The president is currently on vacation in Hawaii, but his plans for 2014 indicate he expects it to be quite a busy year.
“The bottom line is 2014 needs to be a year of action,” he said during a news conference in Hawaii.
In a few days Obama and Congress can finally bid farewell to 2013 – a year that saw an unsuccessful launch of the Affordable Care Act, the government shut down for 16 days, failed attempts to pass policies to reform gun control, proposals to overhaul the immigration system, and NSA leaks by Edward Snowden.
Preparing for 2014 means the president has a few important dates to keep in mind that will determine how much progress will be made.
Toward the end of January, Obama will deliver his State of the Union address but experts aren’t sure if a speech will restore America’s faith in Congress.
“The State of the Union address is obviously important; it gets the most attention from the news media and from citizens,” said Jeffrey Cohen, a political scientist at Fordham University. “People really have their minds made up and the people who don’t have their minds made up are fed up.”
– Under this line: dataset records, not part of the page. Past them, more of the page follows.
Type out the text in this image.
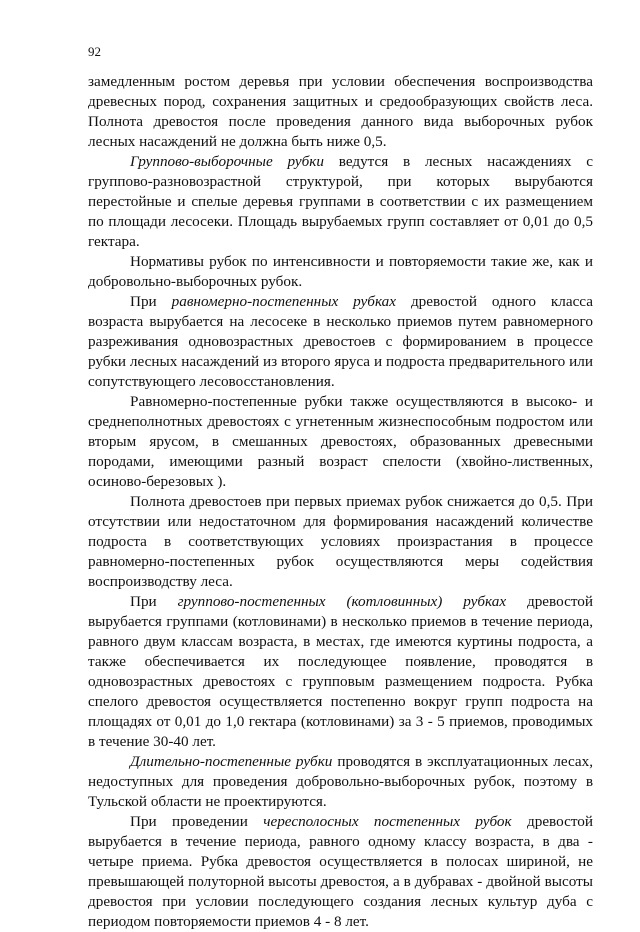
92

замедленным ростом деревья при условии обеспечения воспроизводства древесных пород, сохранения защитных и средообразующих свойств леса. Полнота древостоя после проведения данного вида выборочных рубок лесных насаждений не должна быть ниже 0,5.

Группово-выборочные рубки ведутся в лесных насаждениях с группово-разновозрастной структурой, при которых вырубаются перестойные и спелые деревья группами в соответствии с их размещением по площади лесосеки. Площадь вырубаемых групп составляет от 0,01 до 0,5 гектара.

Нормативы рубок по интенсивности и повторяемости такие же, как и добровольно-выборочных рубок.

При равномерно-постепенных рубках древостой одного класса возраста вырубается на лесосеке в несколько приемов путем равномерного разреживания одновозрастных древостоев с формированием в процессе рубки лесных насаждений из второго яруса и подроста предварительного или сопутствующего лесовосстановления.

Равномерно-постепенные рубки также осуществляются в высоко- и среднеполнотных древостоях с угнетенным жизнеспособным подростом или вторым ярусом, в смешанных древостоях, образованных древесными породами, имеющими разный возраст спелости (хвойно-лиственных, осиново-березовых ).

Полнота древостоев при первых приемах рубок снижается до 0,5. При отсутствии или недостаточном для формирования насаждений количестве подроста в соответствующих условиях произрастания в процессе равномерно-постепенных рубок осуществляются меры содействия воспроизводству леса.

При группово-постепенных (котловинных) рубках древостой вырубается группами (котловинами) в несколько приемов в течение периода, равного двум классам возраста, в местах, где имеются куртины подроста, а также обеспечивается их последующее появление, проводятся в одновозрастных древостоях с групповым размещением подроста. Рубка спелого древостоя осуществляется постепенно вокруг групп подроста на площадях от 0,01 до 1,0 гектара (котловинами) за 3 - 5 приемов, проводимых в течение 30-40 лет.

Длительно-постепенные рубки проводятся в эксплуатационных лесах, недоступных для проведения добровольно-выборочных рубок, поэтому в Тульской области не проектируются.

При проведении чересполосных постепенных рубок древостой вырубается в течение периода, равного одному классу возраста, в два - четыре приема. Рубка древостоя осуществляется в полосах шириной, не превышающей полуторной высоты древостоя, а в дубравах - двойной высоты древостоя при условии последующего создания лесных культур дуба с периодом повторяемости приемов 4 - 8 лет.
Despite the divided Congress, the president will be expected to follow through on his call for action and address concerns over the development of nuclear weapons by Iran, and his promise to get U.S. soldiers out of Afghanistan.
Meanwhile, most Americans have a positive outlook on the upcoming year, although that is not a direct reflection of their views on political issues.
According to a poll by the Associated Press, 49 percent of Americans have positive expectations for 2014, while only 14 percent are expecting 2014 to be even worse than 2013. Another 34 percent of Americans feel 2014 won’t bring forth much change at all.
Those percentages changed, however, when Americans were asked about the world-at-large, rather than their own personal lives.
When comparing 2013 to 2012, Americans felt that this year was certainly a downgrade, with 30 percent saying the world-at-large was much worse this year than it was last year, and only 20 percent saying the world saw substantial improvements.